I recently received two albino longfin bristlenose plecos through the mail, and I have since noticed what looks like ick on the two platies that live in the tank with them. I started treating for it with Ick Away (half dose for 3 days, per the instructions) and raised the temperature to 82F and added aquarium salt gradually to the tank (all this over the course of 5 days). I've been worried that the plecos might have it as well, but it's hard to tell, as they are very white, and so are the visible signs of ick. Today, I saw something that I think might be ick on one of the plecos' fin, and I would like to know whether it is. I have attached a picture.

This tank:
9 gallons, fully cycled for several months now
ph: 6.5, nitrites: 0, nitrates: just over 0
temp: 82 (usually 76)

Occupants:
2 male platies
2 albino longfin bristlenose plecos (young, roughly 2")
live plants

I know what you are thinking, and I am not planning on keeping both plecos in this small tank. One is for my mother's 42 gal (but I don't want to put it in her tank until I am sure it is not sick), and I am hoping to be able to afford an upgrade for mine by the time the pleco grows up (I'm also hoping that he lives long enough for that to happen).

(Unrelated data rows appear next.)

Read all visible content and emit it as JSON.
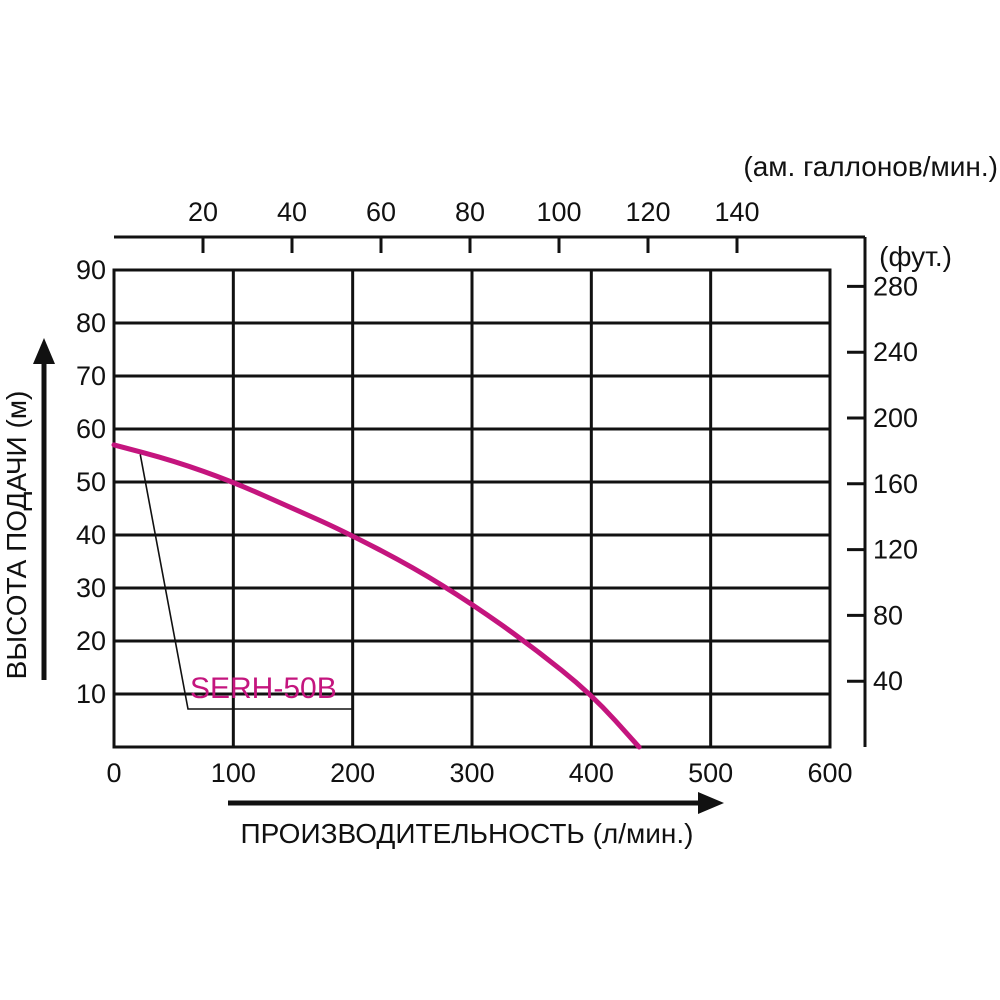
{
  "chart_data": {
    "type": "line",
    "xlabel": "ПРОИЗВОДИТЕЛЬНОСТЬ (л/мин.)",
    "ylabel": "ВЫСОТА ПОДАЧИ (м)",
    "top_axis_unit": "(ам. галлонов/мин.)",
    "right_axis_unit": "(фут.)",
    "xlim": [
      0,
      600
    ],
    "ylim": [
      0,
      90
    ],
    "grid": true,
    "x_ticks": [
      0,
      100,
      200,
      300,
      400,
      500,
      600
    ],
    "y_ticks": [
      10,
      20,
      30,
      40,
      50,
      60,
      70,
      80,
      90
    ],
    "top_ticks": [
      20,
      40,
      60,
      80,
      100,
      120,
      140
    ],
    "right_ticks": [
      40,
      80,
      120,
      160,
      200,
      240,
      280
    ],
    "series": [
      {
        "name": "SERH-50B",
        "color": "#c4157e",
        "x": [
          0,
          50,
          100,
          150,
          190,
          250,
          300,
          350,
          400,
          440
        ],
        "y": [
          57,
          54,
          50,
          45,
          41,
          34,
          27,
          19,
          10,
          0
        ]
      }
    ]
  }
}
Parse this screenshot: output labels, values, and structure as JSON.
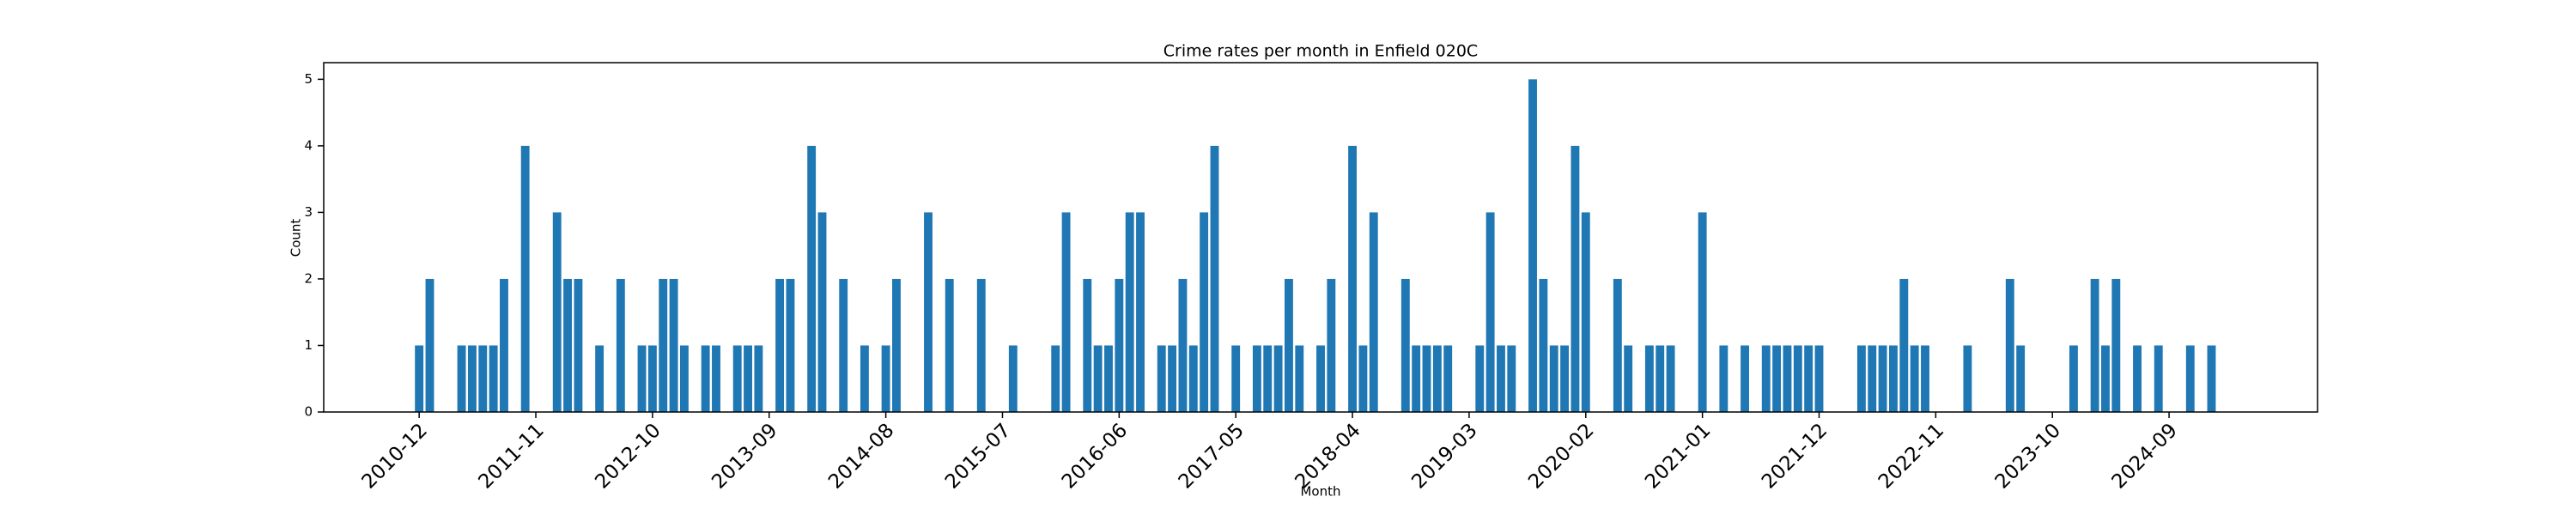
{
  "chart_data": {
    "type": "bar",
    "title": "Crime rates per month in Enfield 020C",
    "xlabel": "Month",
    "ylabel": "Count",
    "color": "#1f77b4",
    "x": [
      "2010-12",
      "2011-01",
      "2011-04",
      "2011-05",
      "2011-06",
      "2011-07",
      "2011-08",
      "2011-10",
      "2012-01",
      "2012-02",
      "2012-03",
      "2012-05",
      "2012-07",
      "2012-09",
      "2012-10",
      "2012-11",
      "2012-12",
      "2013-01",
      "2013-03",
      "2013-04",
      "2013-06",
      "2013-07",
      "2013-08",
      "2013-10",
      "2013-11",
      "2014-01",
      "2014-02",
      "2014-04",
      "2014-06",
      "2014-08",
      "2014-09",
      "2014-12",
      "2015-02",
      "2015-05",
      "2015-08",
      "2015-12",
      "2016-01",
      "2016-03",
      "2016-04",
      "2016-05",
      "2016-06",
      "2016-07",
      "2016-08",
      "2016-10",
      "2016-11",
      "2016-12",
      "2017-01",
      "2017-02",
      "2017-03",
      "2017-05",
      "2017-07",
      "2017-08",
      "2017-09",
      "2017-10",
      "2017-11",
      "2018-01",
      "2018-02",
      "2018-04",
      "2018-05",
      "2018-06",
      "2018-09",
      "2018-10",
      "2018-11",
      "2018-12",
      "2019-01",
      "2019-04",
      "2019-05",
      "2019-06",
      "2019-07",
      "2019-09",
      "2019-10",
      "2019-11",
      "2019-12",
      "2020-01",
      "2020-02",
      "2020-05",
      "2020-06",
      "2020-08",
      "2020-09",
      "2020-10",
      "2021-01",
      "2021-03",
      "2021-05",
      "2021-07",
      "2021-08",
      "2021-09",
      "2021-10",
      "2021-11",
      "2021-12",
      "2022-04",
      "2022-05",
      "2022-06",
      "2022-07",
      "2022-08",
      "2022-09",
      "2022-10",
      "2023-02",
      "2023-06",
      "2023-07",
      "2023-12",
      "2024-02",
      "2024-03",
      "2024-04",
      "2024-06",
      "2024-08",
      "2024-11",
      "2025-01"
    ],
    "values": [
      1,
      2,
      1,
      1,
      1,
      1,
      2,
      4,
      3,
      2,
      2,
      1,
      2,
      1,
      1,
      2,
      2,
      1,
      1,
      1,
      1,
      1,
      1,
      2,
      2,
      4,
      3,
      2,
      1,
      1,
      2,
      3,
      2,
      2,
      1,
      1,
      3,
      2,
      1,
      1,
      2,
      3,
      3,
      1,
      1,
      2,
      1,
      3,
      4,
      1,
      1,
      1,
      1,
      2,
      1,
      1,
      2,
      4,
      1,
      3,
      2,
      1,
      1,
      1,
      1,
      1,
      3,
      1,
      1,
      5,
      2,
      1,
      1,
      4,
      3,
      2,
      1,
      1,
      1,
      1,
      3,
      1,
      1,
      1,
      1,
      1,
      1,
      1,
      1,
      1,
      1,
      1,
      1,
      2,
      1,
      1,
      1,
      2,
      1,
      1,
      2,
      1,
      2,
      1,
      1,
      1,
      1
    ],
    "xlim": [
      "2010-03",
      "2025-11"
    ],
    "xticks": [
      "2010-12",
      "2011-11",
      "2012-10",
      "2013-09",
      "2014-08",
      "2015-07",
      "2016-06",
      "2017-05",
      "2018-04",
      "2019-03",
      "2020-02",
      "2021-01",
      "2021-12",
      "2022-11",
      "2023-10",
      "2024-09"
    ],
    "ylim": [
      0,
      5.25
    ],
    "yticks": [
      0,
      1,
      2,
      3,
      4,
      5
    ]
  }
}
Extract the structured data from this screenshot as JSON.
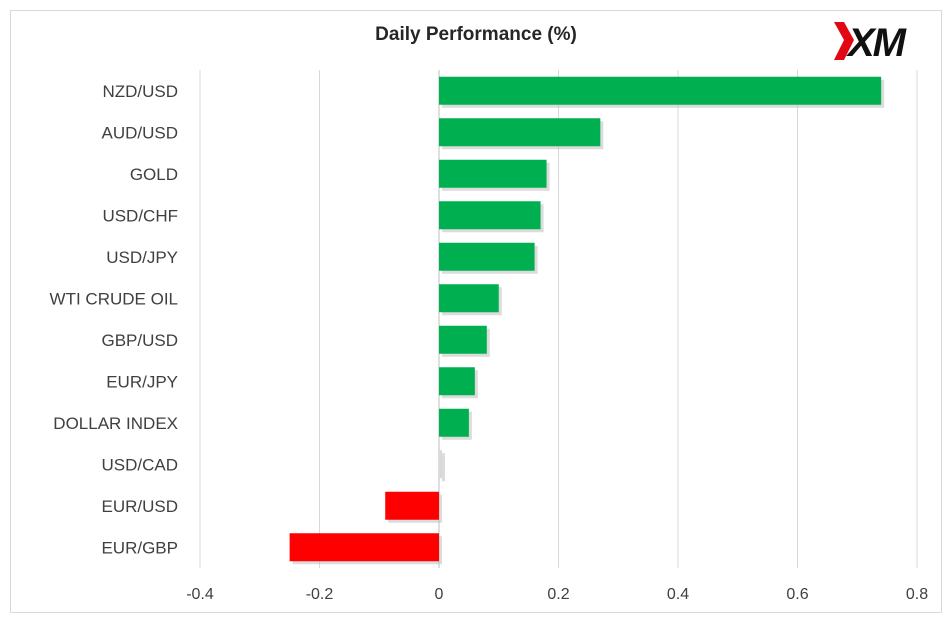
{
  "brand": {
    "logo_text": "XM",
    "accent": "#e30613",
    "ink": "#111111"
  },
  "chart_data": {
    "type": "bar",
    "orientation": "horizontal",
    "title": "Daily Performance (%)",
    "categories": [
      "NZD/USD",
      "AUD/USD",
      "GOLD",
      "USD/CHF",
      "USD/JPY",
      "WTI CRUDE OIL",
      "GBP/USD",
      "EUR/JPY",
      "DOLLAR INDEX",
      "USD/CAD",
      "EUR/USD",
      "EUR/GBP"
    ],
    "values": [
      0.74,
      0.27,
      0.18,
      0.17,
      0.16,
      0.1,
      0.08,
      0.06,
      0.05,
      0.005,
      -0.09,
      -0.25
    ],
    "xlim": [
      -0.4,
      0.8
    ],
    "xticks": [
      "-0.4",
      "-0.2",
      "0",
      "0.2",
      "0.4",
      "0.6",
      "0.8"
    ],
    "grid": true,
    "colors": {
      "positive": "#00b050",
      "negative": "#ff0000",
      "neutral": "#d9d9d9"
    }
  }
}
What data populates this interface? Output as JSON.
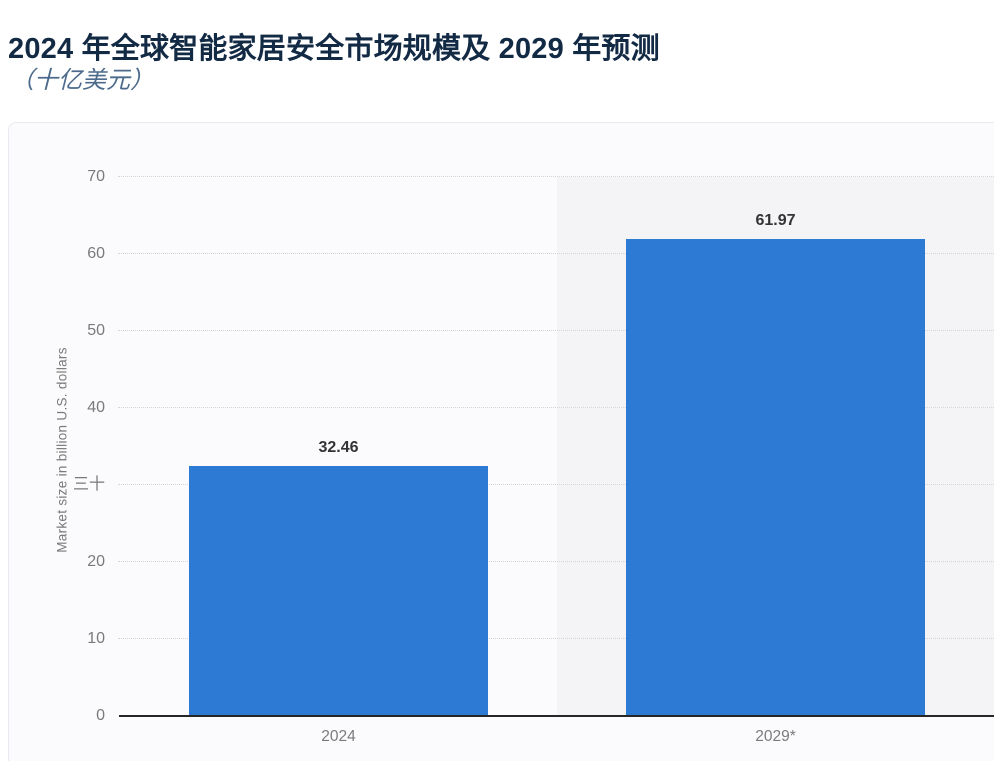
{
  "page": {
    "title": "2024 年全球智能家居安全市场规模及 2029 年预测",
    "subtitle": "（十亿美元）"
  },
  "chart_data": {
    "type": "bar",
    "title": "2024 年全球智能家居安全市场规模及 2029 年预测",
    "subtitle": "（十亿美元）",
    "categories": [
      "2024",
      "2029*"
    ],
    "values": [
      32.46,
      61.97
    ],
    "value_labels": [
      "32.46",
      "61.97"
    ],
    "xlabel": "",
    "ylabel": "Market size in billion U.S. dollars",
    "ylim": [
      0,
      70
    ],
    "yticks": [
      {
        "value": 70,
        "label": "70"
      },
      {
        "value": 60,
        "label": "60"
      },
      {
        "value": 50,
        "label": "50"
      },
      {
        "value": 40,
        "label": "40"
      },
      {
        "value": 30,
        "label": "三十"
      },
      {
        "value": 20,
        "label": "20"
      },
      {
        "value": 10,
        "label": "10"
      },
      {
        "value": 0,
        "label": "0"
      }
    ],
    "grid": "horizontal-dotted",
    "legend": "none",
    "highlight_band": {
      "category": "2029*",
      "color": "#f4f4f7"
    },
    "colors": {
      "bar": "#2d7ad5",
      "title": "#132a45",
      "subtitle": "#4c6a8b",
      "tick_label": "#7a7a7a",
      "value_label": "#333333",
      "axis_line": "#262626",
      "gridline": "#d4d4d4",
      "card_background": "#fbfbfd",
      "card_border": "#e9e9f1"
    }
  }
}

I always keep up my tank with frequent small water changes, and I haven't had any problems with no2/no3 levels since I have had fish present, so I can only guess that the ick is due to adding fish without quarantining first (bad, I know, but no tank to do it in). The platies may have been stressed from an unusually aggressive dwarf gourami who lived with them previously but had to find another home because of his bad behavior.

I am worried about treating the ick because I know how sensitive the plecos are. If anyone has any experience with ick and plecos, please give me your advice. Or, if the photo looks like something other than ick, please tell me.
There is so much conflicting information online that I am not sure what is the best course of action.

Thank you in advance for any help you can give me.


----------



## swimmy (Jun 13, 2009)

*Additionally...*

I have read and appreciate the articles posted on various methods of treating ick, but I want to be sure that I am using the right one for my particular situation and that my problem is actually ick and not something else.
Thanks again.


----------



## lohachata (Jan 27, 2006)

i do believe that your fish have ick...it is possible that it came in with the plecos.. you most likely will not see any spots on the plecos ; but it is there.. on their gills.. that is the first place it hits plecos..
on the really rare occasion any of my fish get ick ; the only treatment i use is raising the temp to 84-86 degrees F , and treating with Aquari-Sol.....usually cured within 4 days.. but stubborn cases may take as long as 2 weeks..

no reason why you can't keep 2 platies and 2 LF ABN's in a 9 gallon tank.. as long as you have good filtration and do 30% water changes every week..


----------



## Osiris (Jan 18, 2005)

I 2nd Loha's recommendation, the Water Temp increase will increase the Ich parasite life cycle, and the fish will handle it just fine.


----------



## swimmy (Jun 13, 2009)

Thank you both!


----------